ANTÔNIO PAIM E A SEXTA EDIÇÃO DA

Antônio Paim (1927-), o maior estudioso contemporâneo do Pensamento Brasileiro.

Comemoramos, hoje, o lançamento da sexta edição da obra de Antônio Paim (1927-), intitulada: História das Ideias Filosóficas no Brasil, que constitui um clássico do Pensamento Brasileiro. Destacarei, nesta apresentação, três pontos: 1 – o significado desta obra para a meditação brasileira, do ângulo metodológico; 2 - a amplitude com que o autor analisa a história das ideias filosóficas no Brasil; 3 – um roteiro para o Brasil encontrar o caminho do progresso e da liberdade.

Sinto-me honrado em participar desta solenidade, na modalidade virtual, em companhia do meu amigo e mestre Antônio Paim, com a presença do Professor Doutor João Carlos Espada, meu amigo de longa data, diretor do Instituto de Estudos Políticos da Universidade Católica Portuguesa em Lisboa, com a coordenação da professora Doutora Ivone Moreira, docente e pesquisadora da mesma Universidade, e com a presença do Doutor Antônio Roberto Batista, meu amigo, fundador e diretor da Editorial Távola, de Campinas.

1 – O significado da História das Ideias Filosóficas no Brasil de Antônio Paim, para a meditação brasileira, em relação à metodologia utilizada pelo autor.

Antônio Paim sistematizou e pôs em prática as etapas que Miguel Reale (1910-2006) tinha assinalado para a abordagem dos autores, evitando o extremo apologético, decorrente da seleção dos pensadores por afinidades temáticas, em face das posições doutrinárias do pesquisador.

Partindo da retomada da ideia de Nicolai Hartmann (1882-1950) da dimensão da Filosofia como problema, Miguel Reale pôs em prática a metodologia da busca da temática central da obra dos pensadores, nas pesquisas realizadas no Instituto Brasileiro de Filosofia, criado por ele em 1949. A respeito, frisa Paim: “A instituição buscou congregar os pensadores das mais diversas tendências, inaugurando uma prática não discriminatória (...) e criando o hábito da condução do debate filosófico no ambiente de integral serenidade.

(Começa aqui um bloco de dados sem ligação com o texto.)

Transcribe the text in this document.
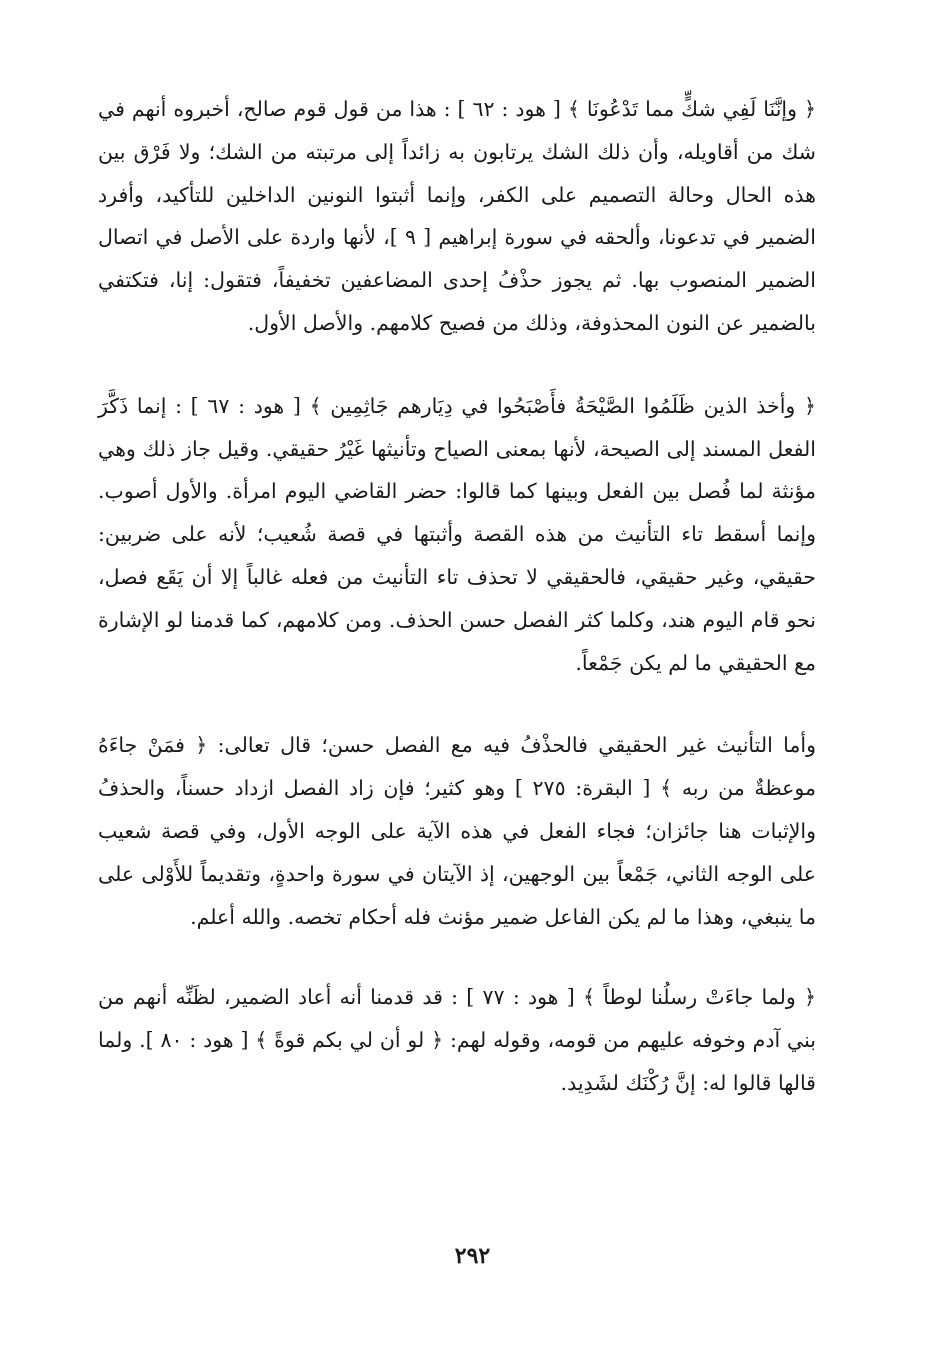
﴿ وإنَّنَا لَفِي شكٍّ مما تَدْعُونَا ﴾ [ هود : ٦٢ ] : هذا من قول قوم صالح، أخبروه أنهم في شك من أقاويله، وأن ذلك الشك يرتابون به زائداً إلى مرتبته من الشك؛ ولا فَرْق بين هذه الحال وحالة التصميم على الكفر، وإنما أثبتوا النونين الداخلين للتأكيد، وأفرد الضمير في تدعونا، وألحقه في سورة إبراهيم [ ٩ ]، لأنها واردة على الأصل في اتصال الضمير المنصوب بها. ثم يجوز حذْفُ إحدى المضاعفين تخفيفاً، فتقول: إنا، فتكتفي بالضمير عن النون المحذوفة، وذلك من فصيح كلامهم. والأصل الأول.

﴿ وأخذ الذين ظَلَمُوا الصَّيْحَةُ فأَصْبَحُوا في دِيَارهم جَاثِمِين ﴾ [ هود : ٦٧ ] : إنما ذَكَّرَ الفعل المسند إلى الصيحة، لأنها بمعنى الصياح وتأنيثها غَيْرُ حقيقي. وقيل جاز ذلك وهي مؤنثة لما فُصل بين الفعل وبينها كما قالوا: حضر القاضي اليوم امرأة. والأول أصوب. وإنما أسقط تاء التأنيث من هذه القصة وأثبتها في قصة شُعيب؛ لأنه على ضربين: حقيقي، وغير حقيقي، فالحقيقي لا تحذف تاء التأنيث من فعله غالباً إلا أن يَقَع فصل، نحو قام اليوم هند، وكلما كثر الفصل حسن الحذف. ومن كلامهم، كما قدمنا لو الإشارة مع الحقيقي ما لم يكن جَمْعاً.

وأما التأنيث غير الحقيقي فالحذْفُ فيه مع الفصل حسن؛ قال تعالى: ﴿ فمَنْ جاءَهُ موعظةٌ من ربه ﴾ [ البقرة: ٢٧٥ ] وهو كثير؛ فإن زاد الفصل ازداد حسناً، والحذفُ والإثبات هنا جائزان؛ فجاء الفعل في هذه الآية على الوجه الأول، وفي قصة شعيب على الوجه الثاني، جَمْعاً بين الوجهين، إذ الآيتان في سورة واحدةٍ، وتقديماً للأَوْلى على ما ينبغي، وهذا ما لم يكن الفاعل ضمير مؤنث فله أحكام تخصه. والله أعلم.

﴿ ولما جاءَتْ رسلُنا لوطاً ﴾ [ هود : ٧٧ ] : قد قدمنا أنه أعاد الضمير، لظَنِّه أنهم من بني آدم وخوفه عليهم من قومه، وقوله لهم: ﴿ لو أن لي بكم قوةً ﴾ [ هود : ٨٠ ]. ولما قالها قالوا له: إنَّ رُكْنَك لشَدِيد.

٢٩٢
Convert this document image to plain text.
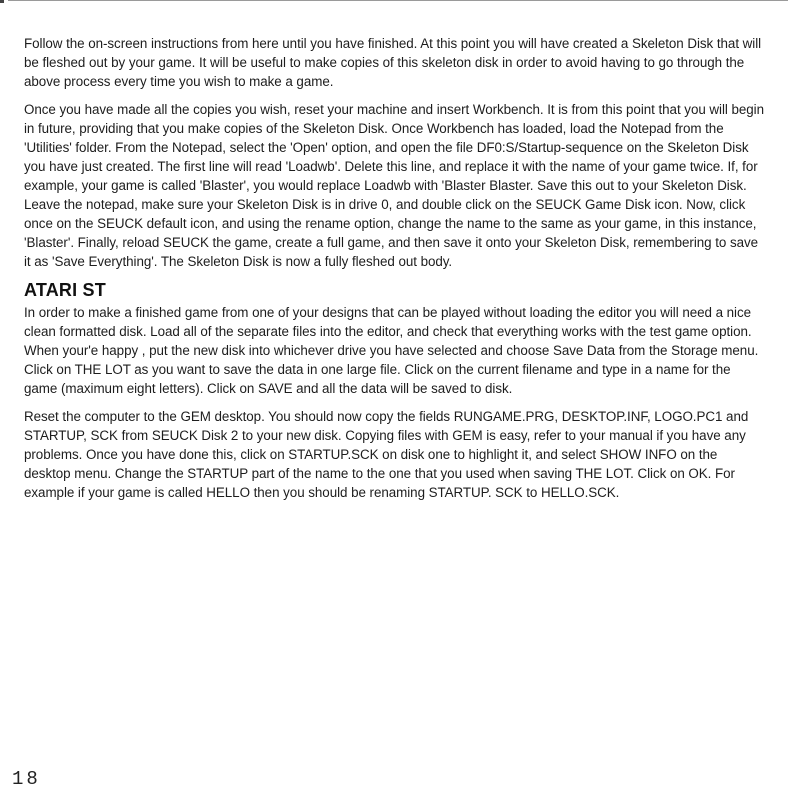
Follow the on-screen instructions from here until you have finished. At this point you will have created a Skeleton Disk that will be fleshed out by your game. It will be useful to make copies of this skeleton disk in order to avoid having to go through the above process every time you wish to make a game.

Once you have made all the copies you wish, reset your machine and insert Workbench. It is from this point that you will begin in future, providing that you make copies of the Skeleton Disk. Once Workbench has loaded, load the Notepad from the 'Utilities' folder. From the Notepad, select the 'Open' option, and open the file DF0:S/Startup-sequence on the Skeleton Disk you have just created. The first line will read 'Loadwb'. Delete this line, and replace it with the name of your game twice. If, for example, your game is called 'Blaster', you would replace Loadwb with 'Blaster Blaster. Save this out to your Skeleton Disk. Leave the notepad, make sure your Skeleton Disk is in drive 0, and double click on the SEUCK Game Disk icon. Now, click once on the SEUCK default icon, and using the rename option, change the name to the same as your game, in this instance, 'Blaster'. Finally, reload SEUCK the game, create a full game, and then save it onto your Skeleton Disk, remembering to save it as 'Save Everything'. The Skeleton Disk is now a fully fleshed out body.

ATARI ST

In order to make a finished game from one of your designs that can be played without loading the editor you will need a nice clean formatted disk. Load all of the separate files into the editor, and check that everything works with the test game option. When your'e happy , put the new disk into whichever drive you have selected and choose Save Data from the Storage menu. Click on THE LOT as you want to save the data in one large file. Click on the current filename and type in a name for the game (maximum eight letters). Click on SAVE and all the data will be saved to disk.

Reset the computer to the GEM desktop. You should now copy the fields RUNGAME.PRG, DESKTOP.INF, LOGO.PC1 and STARTUP, SCK from SEUCK Disk 2 to your new disk. Copying files with GEM is easy, refer to your manual if you have any problems. Once you have done this, click on STARTUP.SCK on disk one to highlight it, and select SHOW INFO on the desktop menu. Change the STARTUP part of the name to the one that you used when saving THE LOT. Click on OK. For example if your game is called HELLO then you should be renaming STARTUP. SCK to HELLO.SCK.

18
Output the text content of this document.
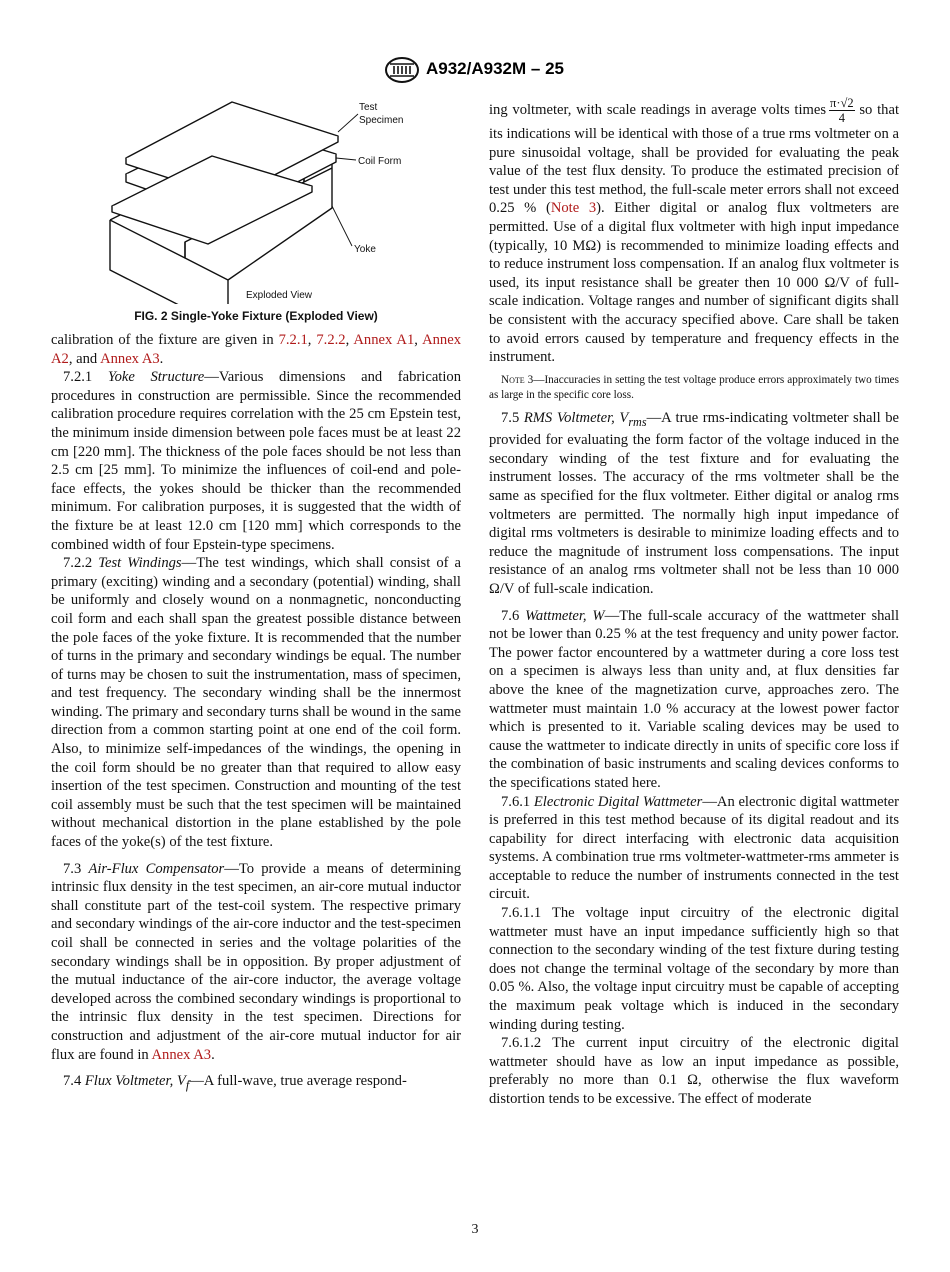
A932/A932M – 25
Test
Specimen
Coil Form
Yoke
Exploded View
FIG. 2 Single-Yoke Fixture (Exploded View)

calibration of the fixture are given in 7.2.1, 7.2.2, Annex A1, Annex A2, and Annex A3.

7.2.1 Yoke Structure—Various dimensions and fabrication procedures in construction are permissible. Since the recommended calibration procedure requires correlation with the 25 cm Epstein test, the minimum inside dimension between pole faces must be at least 22 cm [220 mm]. The thickness of the pole faces should be not less than 2.5 cm [25 mm]. To minimize the influences of coil-end and pole-face effects, the yokes should be thicker than the recommended minimum. For calibration purposes, it is suggested that the width of the fixture be at least 12.0 cm [120 mm] which corresponds to the combined width of four Epstein-type specimens.

7.2.2 Test Windings—The test windings, which shall consist of a primary (exciting) winding and a secondary (potential) winding, shall be uniformly and closely wound on a nonmagnetic, nonconducting coil form and each shall span the greatest possible distance between the pole faces of the yoke fixture. It is recommended that the number of turns in the primary and secondary windings be equal. The number of turns may be chosen to suit the instrumentation, mass of specimen, and test frequency. The secondary winding shall be the innermost winding. The primary and secondary turns shall be wound in the same direction from a common starting point at one end of the coil form. Also, to minimize self-impedances of the windings, the opening in the coil form should be no greater than that required to allow easy insertion of the test specimen. Construction and mounting of the test coil assembly must be such that the test specimen will be maintained without mechanical distortion in the plane established by the pole faces of the yoke(s) of the test fixture.

7.3 Air-Flux Compensator—To provide a means of determining intrinsic flux density in the test specimen, an air-core mutual inductor shall constitute part of the test-coil system. The respective primary and secondary windings of the air-core inductor and the test-specimen coil shall be connected in series and the voltage polarities of the secondary windings shall be in opposition. By proper adjustment of the mutual inductance of the air-core inductor, the average voltage developed across the combined secondary windings is proportional to the intrinsic flux density in the test specimen. Directions for construction and adjustment of the air-core mutual inductor for air flux are found in Annex A3.

7.4 Flux Voltmeter, $V_f—A$ full-wave, true average respond-

ing voltmeter, with scale readings in average volts times $\frac{\pi\cdot√2}{4}$ so that its indications will be identical with those of a true rms voltmeter on a pure sinusoidal voltage, shall be provided for evaluating the peak value of the test flux density. To produce the estimated precision of test under this test method, the full-scale meter errors shall not exceed 0.25 % (Note 3). Either digital or analog flux voltmeters are permitted. Use of a digital flux voltmeter with high input impedance (typically, 10 MΩ) is recommended to minimize loading effects and to reduce instrument loss compensation. If an analog flux voltmeter is used, its input resistance shall be greater then 10 000 Ω/V of full-scale indication. Voltage ranges and number of significant digits shall be consistent with the accuracy specified above. Care shall be taken to avoid errors caused by temperature and frequency effects in the instrument.

Note 3—Inaccuracies in setting the test voltage produce errors approximately two times as large in the specific core loss.

7.5 RMS Voltmeter, $V_{rms}—A$ true rms-indicating voltmeter shall be provided for evaluating the form factor of the voltage induced in the secondary winding of the test fixture and for evaluating the instrument losses. The accuracy of the rms voltmeter shall be the same as specified for the flux voltmeter. Either digital or analog rms voltmeters are permitted. The normally high input impedance of digital rms voltmeters is desirable to minimize loading effects and to reduce the magnitude of instrument loss compensations. The input resistance of an analog rms voltmeter shall not be less than 10 000 Ω/V of full-scale indication.

7.6 Wattmeter, W—The full-scale accuracy of the wattmeter shall not be lower than 0.25 % at the test frequency and unity power factor. The power factor encountered by a wattmeter during a core loss test on a specimen is always less than unity and, at flux densities far above the knee of the magnetization curve, approaches zero. The wattmeter must maintain 1.0 % accuracy at the lowest power factor which is presented to it. Variable scaling devices may be used to cause the wattmeter to indicate directly in units of specific core loss if the combination of basic instruments and scaling devices conforms to the specifications stated here.

7.6.1 Electronic Digital Wattmeter—An electronic digital wattmeter is preferred in this test method because of its digital readout and its capability for direct interfacing with electronic data acquisition systems. A combination true rms voltmeter-wattmeter-rms ammeter is acceptable to reduce the number of instruments connected in the test circuit.

7.6.1.1 The voltage input circuitry of the electronic digital wattmeter must have an input impedance sufficiently high so that connection to the secondary winding of the test fixture during testing does not change the terminal voltage of the secondary by more than 0.05 %. Also, the voltage input circuitry must be capable of accepting the maximum peak voltage which is induced in the secondary winding during testing.

7.6.1.2 The current input circuitry of the electronic digital wattmeter should have as low an input impedance as possible, preferably no more than 0.1 Ω, otherwise the flux waveform distortion tends to be excessive. The effect of moderate

3
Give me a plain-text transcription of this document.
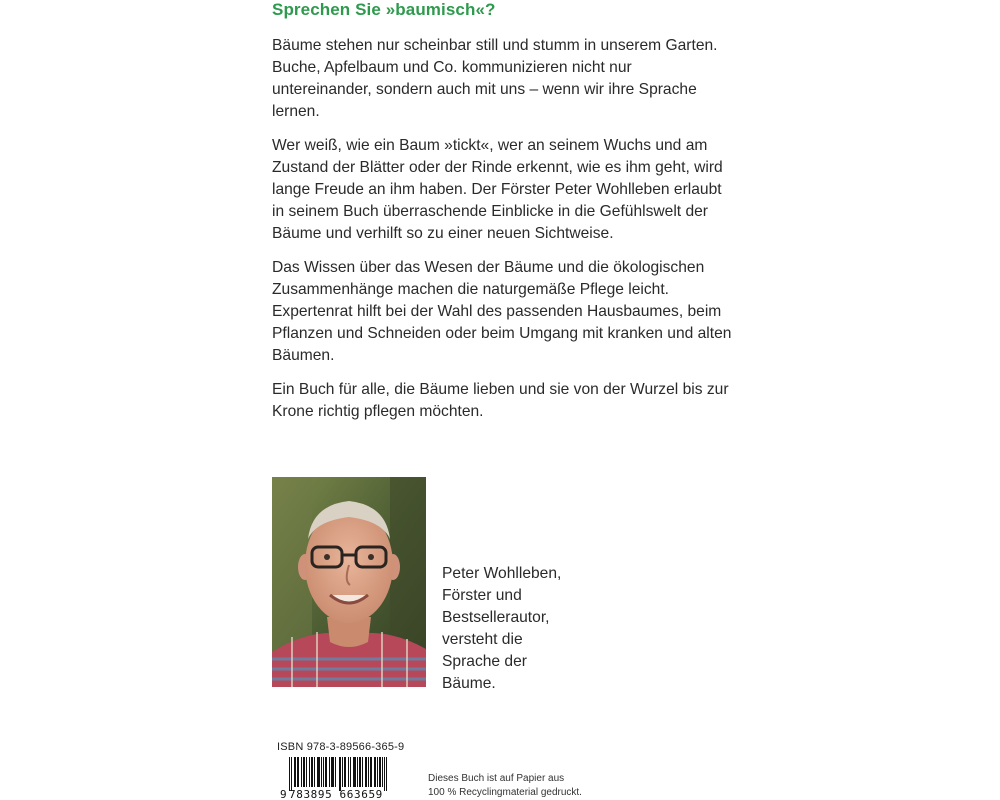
Sprechen Sie »baumisch«?

Bäume stehen nur scheinbar still und stumm in unserem Garten. Buche, Apfelbaum und Co. kommunizieren nicht nur untereinander, sondern auch mit uns – wenn wir ihre Sprache lernen.

Wer weiß, wie ein Baum »tickt«, wer an seinem Wuchs und am Zustand der Blätter oder der Rinde erkennt, wie es ihm geht, wird lange Freude an ihm haben. Der Förster Peter Wohlleben erlaubt in seinem Buch überraschende Einblicke in die Gefühlswelt der Bäume und verhilft so zu einer neuen Sichtweise.

Das Wissen über das Wesen der Bäume und die ökologischen Zusammenhänge machen die naturgemäße Pflege leicht. Expertenrat hilft bei der Wahl des passenden Hausbaumes, beim Pflanzen und Schneiden oder beim Umgang mit kranken und alten Bäumen.

Ein Buch für alle, die Bäume lieben und sie von der Wurzel bis zur Krone richtig pflegen möchten.

Peter Wohlleben,
Förster und
Bestsellerautor,
versteht die
Sprache der
Bäume.
ISBN 978-3-89566-365-9
9 783895 663659
Dieses Buch ist auf Papier aus
100 % Recyclingmaterial gedruckt.
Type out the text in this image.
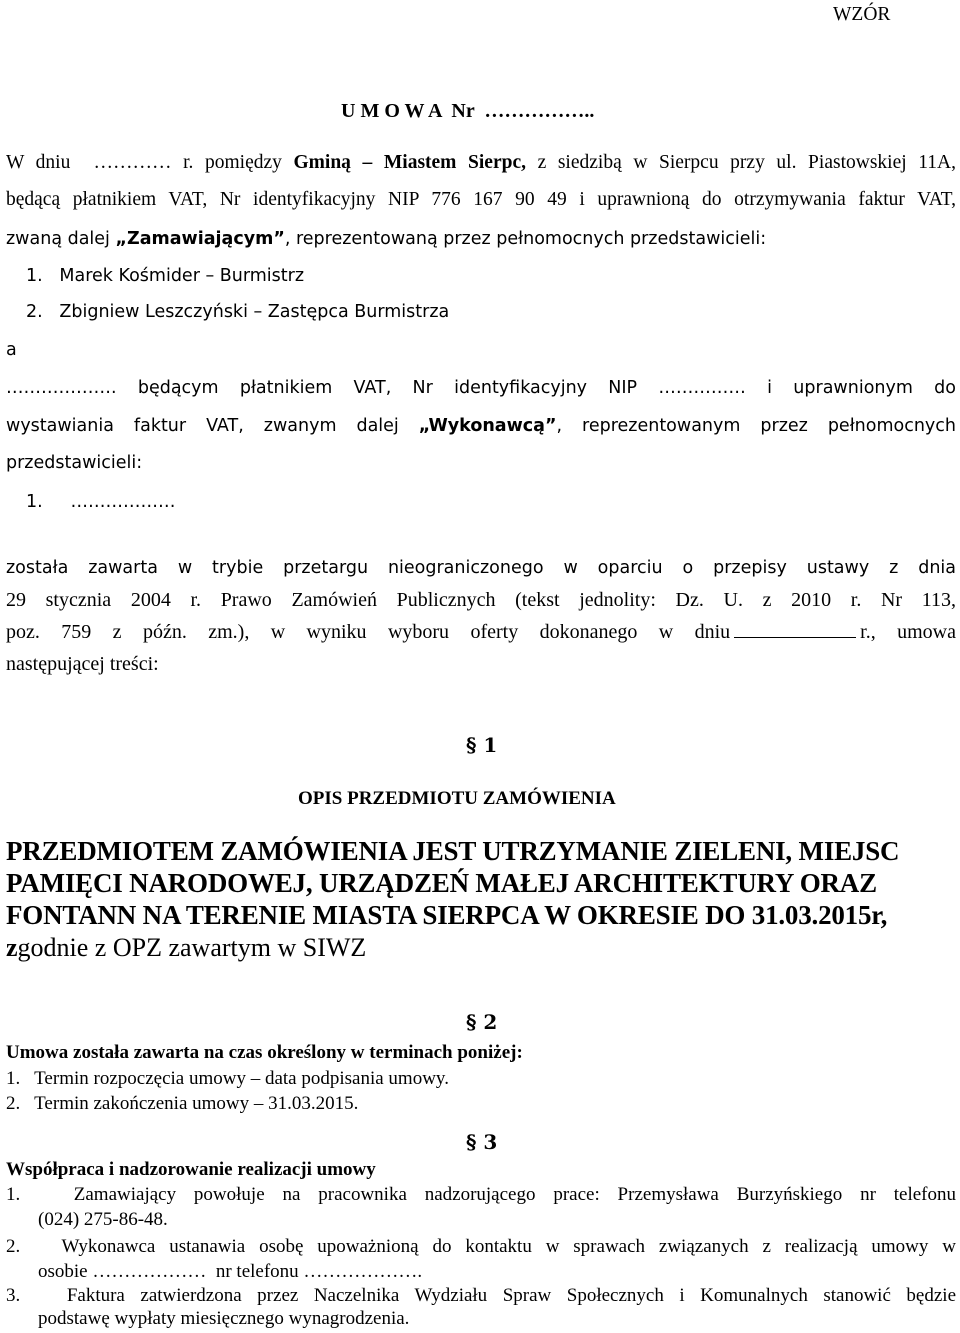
WZÓR
U M O W A  Nr  ……………..
W dniu  ………… r. pomiędzy Gminą – Miastem Sierpc, z siedzibą w Sierpcu przy ul. Piastowskiej 11A,
będącą płatnikiem VAT, Nr identyfikacyjny NIP 776 167 90 49 i uprawnioną do otrzymywania faktur VAT,
zwaną dalej „Zamawiającym”, reprezentowaną przez pełnomocnych przedstawicieli:
1.   Marek Kośmider – Burmistrz
2.   Zbigniew Leszczyński – Zastępca Burmistrza
a
………………. będącym płatnikiem VAT, Nr identyfikacyjny NIP …………… i uprawnionym do
wystawiania faktur VAT, zwanym dalej „Wykonawcą”, reprezentowanym przez pełnomocnych
przedstawicieli:
1.     ………………
została zawarta w trybie przetargu nieograniczonego w oparciu o przepisy ustawy z dnia
29 stycznia 2004 r. Prawo Zamówień Publicznych (tekst jednolity: Dz. U. z 2010 r. Nr 113,
poz. 759 z późn. zm.), w wyniku wyboru oferty dokonanego w dniu	r., umowa
następującej treści:
§ 1
OPIS PRZEDMIOTU ZAMÓWIENIA
PRZEDMIOTEM ZAMÓWIENIA JEST UTRZYMANIE ZIELENI, MIEJSC
PAMIĘCI NARODOWEJ, URZĄDZEŃ MAŁEJ ARCHITEKTURY ORAZ
FONTANN NA TERENIE MIASTA SIERPCA W OKRESIE DO 31.03.2015r,
zgodnie z OPZ zawartym w SIWZ
§ 2
Umowa została zawarta na czas określony w terminach poniżej:
1.   Termin rozpoczęcia umowy – data podpisania umowy.
2.   Termin zakończenia umowy – 31.03.2015.
§ 3
Współpraca i nadzorowanie realizacji umowy
1.   Zamawiający powołuje na pracownika nadzorującego prace: Przemysława Burzyńskiego nr telefonu
(024) 275-86-48.
2.   Wykonawca ustanawia osobę upoważnioną do kontaktu w sprawach związanych z realizacją umowy w
osobie ………………  nr telefonu ……………….
3.   Faktura zatwierdzona przez Naczelnika Wydziału Spraw Społecznych i Komunalnych stanowić będzie
podstawę wypłaty miesięcznego wynagrodzenia.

Ao antigo espírito polêmico, que alimenta como valor primordial a conquista da vitória no combate, sobrepôs-se o empenho de aprofundamento dos temas e problemas suscitados. A par disto, o professor Miguel Reale, presidente do Instituto, elaborou um método para o exame do pensamento brasileiro de comprovada eficácia. Consiste: 1 – em identificar o problema (ou os problemas) que tinha pela frente o pensador, prescindindo da busca de filiações a correntes; 2 – em abandonar o confronto de interpretações e, portanto, o cotejo das ideias do pensador estudado com outras possíveis, para eleger entre uma ou outra; e, 3 – em ocupar-se, preferentemente, da identificação de elos e derivações que permitam apreender as linhas de continuidade real da nossa meditação. Com semelhante espírito, alguns estudiosos conseguiram preencher lacunas, promover a reedição de textos e estabelecer novas hipóteses de trabalho” [PAIM, Antônio. O estudo do pensamento filosófico brasileiro. 2ª edição, São Paulo: Convívio, 1986, pp. XV-XVI].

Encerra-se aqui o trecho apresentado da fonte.